La enfermedad de Crohn afecta habitualmente al intestino delgado, sobre todo a su parte distal (el ileon), y al intestino grueso o colon. El desarrollo de esta enfermedad varía de un enfermo a otro. Así, hay pacientes que sufren continuamente síntomas y otros que pueden pasar largos períodos sin aparición de los mismos.

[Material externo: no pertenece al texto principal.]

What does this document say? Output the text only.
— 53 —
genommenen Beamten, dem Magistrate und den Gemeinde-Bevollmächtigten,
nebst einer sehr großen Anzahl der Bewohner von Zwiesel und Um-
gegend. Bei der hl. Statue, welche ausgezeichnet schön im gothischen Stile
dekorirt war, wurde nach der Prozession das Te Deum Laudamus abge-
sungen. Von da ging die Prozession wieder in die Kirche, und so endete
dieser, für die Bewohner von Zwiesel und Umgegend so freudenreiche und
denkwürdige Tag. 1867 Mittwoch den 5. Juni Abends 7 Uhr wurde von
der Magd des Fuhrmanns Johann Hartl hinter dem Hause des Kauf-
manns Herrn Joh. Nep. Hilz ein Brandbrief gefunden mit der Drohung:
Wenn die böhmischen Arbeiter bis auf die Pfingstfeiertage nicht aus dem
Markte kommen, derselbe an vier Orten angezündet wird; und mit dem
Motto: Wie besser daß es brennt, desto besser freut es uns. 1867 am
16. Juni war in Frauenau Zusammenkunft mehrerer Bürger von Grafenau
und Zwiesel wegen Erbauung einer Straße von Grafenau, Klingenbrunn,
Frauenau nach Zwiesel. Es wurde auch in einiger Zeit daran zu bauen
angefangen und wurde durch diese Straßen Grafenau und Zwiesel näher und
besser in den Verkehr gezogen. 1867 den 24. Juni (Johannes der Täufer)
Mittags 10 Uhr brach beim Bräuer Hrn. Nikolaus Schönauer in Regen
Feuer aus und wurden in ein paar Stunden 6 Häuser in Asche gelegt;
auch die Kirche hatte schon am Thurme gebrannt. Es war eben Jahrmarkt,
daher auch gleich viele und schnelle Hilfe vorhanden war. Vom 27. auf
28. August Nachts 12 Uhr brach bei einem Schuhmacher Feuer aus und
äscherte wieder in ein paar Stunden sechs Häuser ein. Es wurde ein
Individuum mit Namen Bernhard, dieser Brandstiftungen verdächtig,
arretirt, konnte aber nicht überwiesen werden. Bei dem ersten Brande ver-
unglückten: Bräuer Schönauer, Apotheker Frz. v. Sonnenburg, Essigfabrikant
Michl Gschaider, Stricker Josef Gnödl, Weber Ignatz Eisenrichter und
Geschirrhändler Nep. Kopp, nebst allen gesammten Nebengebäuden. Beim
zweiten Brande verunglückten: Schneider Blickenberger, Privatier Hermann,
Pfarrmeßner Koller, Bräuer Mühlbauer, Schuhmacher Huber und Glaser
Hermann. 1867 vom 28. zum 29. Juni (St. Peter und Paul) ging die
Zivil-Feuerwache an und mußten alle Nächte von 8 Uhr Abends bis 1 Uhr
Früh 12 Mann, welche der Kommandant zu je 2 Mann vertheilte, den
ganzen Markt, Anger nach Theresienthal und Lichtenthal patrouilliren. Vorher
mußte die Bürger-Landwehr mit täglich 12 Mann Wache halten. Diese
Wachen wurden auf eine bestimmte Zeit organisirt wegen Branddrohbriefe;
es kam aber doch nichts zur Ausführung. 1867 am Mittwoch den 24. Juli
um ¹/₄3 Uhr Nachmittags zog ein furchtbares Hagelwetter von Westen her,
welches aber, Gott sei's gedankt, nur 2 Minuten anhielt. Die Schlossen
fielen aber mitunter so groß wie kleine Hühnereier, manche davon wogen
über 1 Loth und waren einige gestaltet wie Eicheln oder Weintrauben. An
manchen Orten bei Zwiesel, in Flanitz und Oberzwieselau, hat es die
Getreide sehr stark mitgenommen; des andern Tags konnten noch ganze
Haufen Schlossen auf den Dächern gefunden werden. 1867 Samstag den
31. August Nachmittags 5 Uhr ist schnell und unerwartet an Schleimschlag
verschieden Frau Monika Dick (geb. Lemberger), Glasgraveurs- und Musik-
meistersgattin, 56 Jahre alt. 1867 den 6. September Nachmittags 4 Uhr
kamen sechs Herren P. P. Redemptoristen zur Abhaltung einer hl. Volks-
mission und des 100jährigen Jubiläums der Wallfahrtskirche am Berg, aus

La colitis ulcerosa es una enfermedad inflamatoria de la mucosa del colón y se caracteriza por sus remisiones y recaídas.

Incidencia
Cada año se diagnostican entre 6.000 y 7.000 nuevos casos de enfermedad inflamatoria intestinal que afectan a 120.000 pacientes. Suele desarrollarse durante la segunda y tercera década de la vida tanto de los hombres como en las mujeres. La edad promedio de diagnóstico son los 27 años. Un segundo pico de nuevos casos, pero mucho menor, se registra en personas mayores de 65 años de edad.

Síntomas
Los principales síntomas de la enfermedad son dolor abdominal, diarrea, fatiga, disminución del apetito, pérdida de peso o fiebre.

Causas
Los factores genéticos tienen un importante papel en la patogenia de la enfermedad inflamatoria intestinal crónica. Distintos datos epidemiológicos han mostrado las diferencias en la incidencia de EII dependiendo de la raza y la etnia. Y además, se estima que entre el 15 y el 30% de las personas que la padecen tienen un familiar que la sufre. Existen estudios que están investigando si un cierto gen o grupo de genes hacen que una persona tenga más probabilidades de padecer EII.
Nadie sabe con exactitud qué es lo que causa la EII, pero hay varios factores que pueden influir en su aparición: virus o bacterias y factores medio ambientales. En la actualidad se está barajando la hipótesis de la higiene. Se cree que el menor contacto de los niños con posibles agentes infecciosos hace que se pueda perder tolerancia intestinal de manera que el intestino pueda llegar a no reconocer bacterias habituales de las que no lo son.

Cómo se diagnostica
El diagnóstico de sospecha inicial se realiza mediante análisis de sangre y heces. Para confirmarlo se suelen solicitar radiografías y/o una endoscopia. Este último método es el principal medio de diagnóstico, y consiste en la introducción en el tubo digestivo de un tubo semiflexible con una cámara que permite examinar el colon (colonoscopia). También se toman muestras para hacer una biopsia, mediante los sistemas de endoscopia, lo que sirve para precisar el diagnóstico de la enfermedad.

Tratamiento
Todavía no se dispone de un tratamiento que cure la enfermedad inflamatoria intestinal, pero los medicamentos disponibles controlan los síntomas y permiten amplios periodos libres de enfermedad.